Trump Judges on: Native Americans

Trump judges and nominees who have fought fairness, equality, and opportunity for Native Americans:

Ryan Bounds (Nominated to Ninth Circuit; Withdrawn) served as opinion editor and assistant news editor for the Stanford Review. During his time there, The Stanford Review’s editorial page began a repeated segment called “Smoke Signals” which featured a crude caricature of a Native American. Stanford University President Gerhard Casper and Provost Condoleezza Rice criticized The Stanford Review’s use of the image and approximately a dozen Native American students wrote letters of complaint.

Brett Kavanaugh (Supreme Court), while on the D.C. Circuit, exhibited a lack of understanding of tribal rights and Native American history in past writings on the topic. He wrote an amicus brief supporting a challenge to the Hawaiian Constitution, which Native rights activists argue misclassified tribes as racial minorities instead of sovereign nations protected by the Constitution.

Kenneth Lee (Ninth Circuit), in his twenties, mocked the “politically correct clique” for criticizing professional sports teams that use offensive Native American caricatures and stereotypes in their mascots and cheers.

Robert Luck (Eleventh Circuit) as a state court judge criticized the longstanding doctrine of tribal immunity.

Steven Menashi (Second Circuit), while in college, defended the Dartmouth College football cheer, “Wah-Hoo-Wah! Scalp ‘Em,” and dismissed the idea that it proceeded “from a racist belief in the inferiority of American Indians.”

Eric Miller (Ninth Circuit) has a lengthy and disturbing record on Native issues, leading to opposition to his nomination from the National Congress of American Indians (NCAI) and the Native American Rights Fund (NARF). This is one of only a small handful of times in NCAI’s history that they have formally opposed a judicial nomination.

Michael Park (Second Circuit) worked on two briefs in Sturgeon v. Frost, advocating for a position that could lead to the elimination of federal protection of subsistence fishing rights for Alaska Natives.

Lawrence VanDyke (Ninth Circuit) argued that Agua Caliente Tribe did not have a federally-reserved right to the groundwater under their reservation.

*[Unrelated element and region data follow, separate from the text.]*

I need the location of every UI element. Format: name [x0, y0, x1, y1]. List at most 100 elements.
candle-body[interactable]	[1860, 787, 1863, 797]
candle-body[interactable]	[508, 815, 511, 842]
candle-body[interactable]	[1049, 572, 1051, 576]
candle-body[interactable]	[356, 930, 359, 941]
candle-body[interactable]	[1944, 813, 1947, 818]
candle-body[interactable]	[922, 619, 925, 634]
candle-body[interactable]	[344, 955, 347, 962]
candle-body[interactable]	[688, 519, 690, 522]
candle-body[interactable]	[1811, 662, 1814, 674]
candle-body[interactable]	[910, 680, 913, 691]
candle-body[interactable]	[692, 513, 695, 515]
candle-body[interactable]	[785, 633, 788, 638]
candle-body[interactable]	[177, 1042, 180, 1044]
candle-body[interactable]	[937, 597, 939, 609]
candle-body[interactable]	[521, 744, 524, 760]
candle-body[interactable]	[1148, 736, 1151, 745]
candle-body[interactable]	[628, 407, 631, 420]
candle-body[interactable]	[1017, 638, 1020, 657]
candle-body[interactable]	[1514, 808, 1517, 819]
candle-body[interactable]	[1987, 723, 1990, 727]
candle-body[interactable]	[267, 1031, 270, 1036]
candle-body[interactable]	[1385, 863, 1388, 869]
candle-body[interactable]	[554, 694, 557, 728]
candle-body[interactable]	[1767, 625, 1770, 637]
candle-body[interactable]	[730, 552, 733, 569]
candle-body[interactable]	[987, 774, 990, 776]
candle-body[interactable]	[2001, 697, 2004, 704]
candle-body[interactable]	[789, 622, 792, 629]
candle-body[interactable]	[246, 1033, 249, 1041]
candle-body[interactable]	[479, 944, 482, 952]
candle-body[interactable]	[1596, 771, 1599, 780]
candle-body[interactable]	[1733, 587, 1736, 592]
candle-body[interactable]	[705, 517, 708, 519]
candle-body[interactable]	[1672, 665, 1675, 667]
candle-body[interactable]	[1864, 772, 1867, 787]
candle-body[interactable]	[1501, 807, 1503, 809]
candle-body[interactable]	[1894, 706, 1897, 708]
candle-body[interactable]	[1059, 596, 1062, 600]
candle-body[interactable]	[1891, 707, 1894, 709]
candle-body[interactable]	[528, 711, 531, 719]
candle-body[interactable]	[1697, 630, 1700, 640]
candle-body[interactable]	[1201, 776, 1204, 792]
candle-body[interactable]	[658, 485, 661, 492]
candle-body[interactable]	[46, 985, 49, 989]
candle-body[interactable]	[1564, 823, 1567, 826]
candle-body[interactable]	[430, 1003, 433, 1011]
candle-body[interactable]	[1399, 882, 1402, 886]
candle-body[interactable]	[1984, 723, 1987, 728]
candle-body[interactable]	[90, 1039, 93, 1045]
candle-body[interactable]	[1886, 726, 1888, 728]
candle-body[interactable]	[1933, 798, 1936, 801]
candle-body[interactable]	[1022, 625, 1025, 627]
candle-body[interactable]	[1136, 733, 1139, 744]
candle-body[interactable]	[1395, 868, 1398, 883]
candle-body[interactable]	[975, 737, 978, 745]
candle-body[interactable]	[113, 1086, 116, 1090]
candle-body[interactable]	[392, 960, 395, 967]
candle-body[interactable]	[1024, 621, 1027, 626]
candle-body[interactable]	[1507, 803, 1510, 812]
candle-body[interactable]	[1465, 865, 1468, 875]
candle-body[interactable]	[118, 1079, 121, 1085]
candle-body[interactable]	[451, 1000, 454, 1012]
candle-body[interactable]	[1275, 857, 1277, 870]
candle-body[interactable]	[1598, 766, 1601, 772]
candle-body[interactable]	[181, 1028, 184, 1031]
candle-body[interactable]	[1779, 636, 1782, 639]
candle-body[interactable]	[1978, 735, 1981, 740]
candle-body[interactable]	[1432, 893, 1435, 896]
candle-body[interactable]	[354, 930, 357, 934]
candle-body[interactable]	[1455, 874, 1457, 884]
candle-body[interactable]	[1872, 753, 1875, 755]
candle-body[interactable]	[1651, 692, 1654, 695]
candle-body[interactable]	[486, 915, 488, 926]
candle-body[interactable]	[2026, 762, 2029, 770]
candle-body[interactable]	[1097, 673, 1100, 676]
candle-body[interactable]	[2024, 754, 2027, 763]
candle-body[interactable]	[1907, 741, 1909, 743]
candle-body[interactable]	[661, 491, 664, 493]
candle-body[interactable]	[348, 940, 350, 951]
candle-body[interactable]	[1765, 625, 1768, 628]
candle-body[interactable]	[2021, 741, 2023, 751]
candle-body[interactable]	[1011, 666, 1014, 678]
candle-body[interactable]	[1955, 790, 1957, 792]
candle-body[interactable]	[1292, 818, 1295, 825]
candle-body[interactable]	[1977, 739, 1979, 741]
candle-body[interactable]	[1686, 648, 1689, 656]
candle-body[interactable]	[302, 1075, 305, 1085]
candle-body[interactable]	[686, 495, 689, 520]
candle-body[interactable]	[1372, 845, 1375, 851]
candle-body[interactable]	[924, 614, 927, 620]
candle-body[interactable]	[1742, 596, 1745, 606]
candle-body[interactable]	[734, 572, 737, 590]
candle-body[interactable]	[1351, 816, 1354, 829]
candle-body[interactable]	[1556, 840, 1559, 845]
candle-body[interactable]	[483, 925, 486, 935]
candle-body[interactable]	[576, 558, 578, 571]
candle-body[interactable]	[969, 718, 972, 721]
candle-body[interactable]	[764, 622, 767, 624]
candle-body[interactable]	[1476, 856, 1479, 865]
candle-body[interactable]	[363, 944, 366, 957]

Patrick Wyrick (Western District of Oklahoma) served as lead counsel and negotiator for the Oklahoma Attorney General’s Office in a five-year dispute over water rights with two of Oklahoma’s largest Indian tribes – the Chickasaw Nation and Choctaw Nation of Oklahoma. Wyrick has also fought tribal sovereignty in amicus briefs and Supreme Court petitions on behalf of Oklahoma, including opposing tribal immunity from suits brought by states in Michigan v. Bay Mills Indian Community and Oklahoma v. Hobia; and arguing against tribal court jurisdiction to adjudicate certain claims against nonmembers in Dollar Gen. Corp. v. Miss. Band of Choctaw Indians.